Inside Quantum Technology

A Review of Quantum Computing Rivals’ Reactions to Google’s Quantum Supremacy Announcement

(SpectrumIEEE) This article recounts the Google’s quantum supremacy announcement and the reactions from rivals. Overall, the description includes a positive assessment from Scott Aaronson, Director of the Quantum Information Center at the University of Texas at Austin, “Any advance among all the competing quantum computing efforts represents good news for the field overall. After all, no research group has demonstrated a fully error-corrected and fault-tolerant quantum computer—one of the next big milestones that would also help enable truly practical quantum computing.”
Days before Google’s official announcement, IBM uploaded a paper claiming to show how the Summit supercomputer could pull off the quantum circuit sampling in just 2.5 days rather than thousands of years.
Intel, another quantum computing rival, issued a more congratulatory press release that praised Google’s quantum supremacy demonstration. But Intel also took the opportunity to suggest that quantum computing architecture based on spin qubits may have an advantage over Google’s superconducting qubit approach when scaling up the size of quantum computing devices.
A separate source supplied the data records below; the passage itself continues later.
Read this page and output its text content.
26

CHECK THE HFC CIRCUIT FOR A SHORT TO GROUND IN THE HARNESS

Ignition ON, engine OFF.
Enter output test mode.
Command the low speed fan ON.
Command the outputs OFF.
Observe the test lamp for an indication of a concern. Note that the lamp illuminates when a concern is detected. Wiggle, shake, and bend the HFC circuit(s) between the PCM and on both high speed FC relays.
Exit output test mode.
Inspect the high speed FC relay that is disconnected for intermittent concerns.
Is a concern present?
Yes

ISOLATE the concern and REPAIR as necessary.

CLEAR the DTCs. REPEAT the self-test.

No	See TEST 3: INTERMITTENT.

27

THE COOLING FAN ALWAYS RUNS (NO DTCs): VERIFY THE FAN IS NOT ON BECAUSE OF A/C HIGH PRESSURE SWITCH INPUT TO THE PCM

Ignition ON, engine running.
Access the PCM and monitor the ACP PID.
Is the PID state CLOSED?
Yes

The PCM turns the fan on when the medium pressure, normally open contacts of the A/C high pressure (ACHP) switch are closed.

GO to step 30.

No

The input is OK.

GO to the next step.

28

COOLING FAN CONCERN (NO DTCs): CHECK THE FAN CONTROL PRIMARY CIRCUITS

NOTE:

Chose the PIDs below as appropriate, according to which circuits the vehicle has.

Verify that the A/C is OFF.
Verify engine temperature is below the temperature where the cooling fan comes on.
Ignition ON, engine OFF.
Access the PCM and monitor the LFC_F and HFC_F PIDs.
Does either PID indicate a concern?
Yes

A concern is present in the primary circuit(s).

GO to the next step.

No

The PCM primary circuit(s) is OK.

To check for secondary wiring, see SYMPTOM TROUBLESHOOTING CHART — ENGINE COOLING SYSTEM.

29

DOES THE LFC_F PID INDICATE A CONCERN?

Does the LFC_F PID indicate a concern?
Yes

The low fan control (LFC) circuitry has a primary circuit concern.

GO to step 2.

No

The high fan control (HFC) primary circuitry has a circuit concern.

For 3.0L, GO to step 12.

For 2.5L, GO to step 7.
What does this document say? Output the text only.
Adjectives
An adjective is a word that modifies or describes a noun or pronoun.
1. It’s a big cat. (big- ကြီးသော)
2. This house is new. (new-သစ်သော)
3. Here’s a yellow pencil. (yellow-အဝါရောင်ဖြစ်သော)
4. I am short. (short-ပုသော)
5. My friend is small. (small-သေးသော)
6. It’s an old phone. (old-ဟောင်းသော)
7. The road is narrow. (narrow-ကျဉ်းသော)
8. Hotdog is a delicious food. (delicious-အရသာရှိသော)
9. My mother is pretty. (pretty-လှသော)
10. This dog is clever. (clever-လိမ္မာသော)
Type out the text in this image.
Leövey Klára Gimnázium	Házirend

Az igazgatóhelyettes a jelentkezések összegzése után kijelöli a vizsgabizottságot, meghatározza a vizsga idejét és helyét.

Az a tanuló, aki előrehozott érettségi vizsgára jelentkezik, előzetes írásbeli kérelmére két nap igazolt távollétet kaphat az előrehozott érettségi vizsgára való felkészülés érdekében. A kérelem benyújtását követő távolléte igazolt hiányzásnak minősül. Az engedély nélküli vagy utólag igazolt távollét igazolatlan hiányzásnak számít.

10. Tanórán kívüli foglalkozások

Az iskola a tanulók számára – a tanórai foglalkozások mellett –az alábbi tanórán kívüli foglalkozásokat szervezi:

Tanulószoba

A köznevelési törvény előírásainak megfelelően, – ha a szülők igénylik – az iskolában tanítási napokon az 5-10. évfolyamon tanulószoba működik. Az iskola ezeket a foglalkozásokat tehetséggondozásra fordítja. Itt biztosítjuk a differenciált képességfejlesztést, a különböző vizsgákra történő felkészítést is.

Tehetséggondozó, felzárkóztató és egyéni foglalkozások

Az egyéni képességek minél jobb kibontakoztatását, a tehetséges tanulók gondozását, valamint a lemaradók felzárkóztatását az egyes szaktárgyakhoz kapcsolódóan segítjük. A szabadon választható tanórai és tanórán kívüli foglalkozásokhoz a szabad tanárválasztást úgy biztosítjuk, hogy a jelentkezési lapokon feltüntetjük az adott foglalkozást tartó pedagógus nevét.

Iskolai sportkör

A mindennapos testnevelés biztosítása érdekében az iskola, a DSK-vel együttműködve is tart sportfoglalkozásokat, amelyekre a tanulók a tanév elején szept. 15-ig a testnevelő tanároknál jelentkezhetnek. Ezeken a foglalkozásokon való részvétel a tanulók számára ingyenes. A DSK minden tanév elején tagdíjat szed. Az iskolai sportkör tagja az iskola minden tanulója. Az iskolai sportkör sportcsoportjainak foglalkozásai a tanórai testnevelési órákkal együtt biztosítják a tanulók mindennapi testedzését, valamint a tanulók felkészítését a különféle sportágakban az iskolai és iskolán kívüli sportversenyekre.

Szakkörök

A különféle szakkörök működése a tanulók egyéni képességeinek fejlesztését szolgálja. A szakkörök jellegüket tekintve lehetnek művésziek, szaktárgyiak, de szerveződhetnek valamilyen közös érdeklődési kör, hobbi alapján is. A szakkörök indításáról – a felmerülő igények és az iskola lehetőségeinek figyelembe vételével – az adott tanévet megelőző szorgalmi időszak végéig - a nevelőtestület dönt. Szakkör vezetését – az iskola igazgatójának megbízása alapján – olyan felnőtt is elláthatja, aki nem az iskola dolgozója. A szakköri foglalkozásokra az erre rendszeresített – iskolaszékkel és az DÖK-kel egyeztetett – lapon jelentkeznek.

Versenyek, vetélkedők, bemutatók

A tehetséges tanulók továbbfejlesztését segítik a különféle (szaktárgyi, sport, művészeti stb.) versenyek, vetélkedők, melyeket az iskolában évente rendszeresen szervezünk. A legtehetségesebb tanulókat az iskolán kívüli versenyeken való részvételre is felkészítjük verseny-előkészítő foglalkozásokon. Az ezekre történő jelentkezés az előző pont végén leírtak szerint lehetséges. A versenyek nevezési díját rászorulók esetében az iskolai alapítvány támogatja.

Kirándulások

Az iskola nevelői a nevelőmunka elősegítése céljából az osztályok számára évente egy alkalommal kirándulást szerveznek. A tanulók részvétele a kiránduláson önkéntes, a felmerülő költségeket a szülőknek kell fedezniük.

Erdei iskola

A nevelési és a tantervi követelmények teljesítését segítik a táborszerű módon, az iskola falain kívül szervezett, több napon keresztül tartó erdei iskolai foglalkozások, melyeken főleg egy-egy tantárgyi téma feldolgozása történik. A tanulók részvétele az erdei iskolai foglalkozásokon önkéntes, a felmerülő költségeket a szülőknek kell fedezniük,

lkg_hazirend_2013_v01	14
A more oblique response came from a Chinese research team that uploaded its own paper to coincide with Google’s quantum supremacy announcement. The Chinese experiment seemed to demonstrate another possible path toward achieving quantum supremacy by using a “boson sampling” approach based on the interaction and measurement of photon particles.
Google already has its eyes on that next milestone because its Sycamore device was designed to incorporate error correction techniques such as surface code.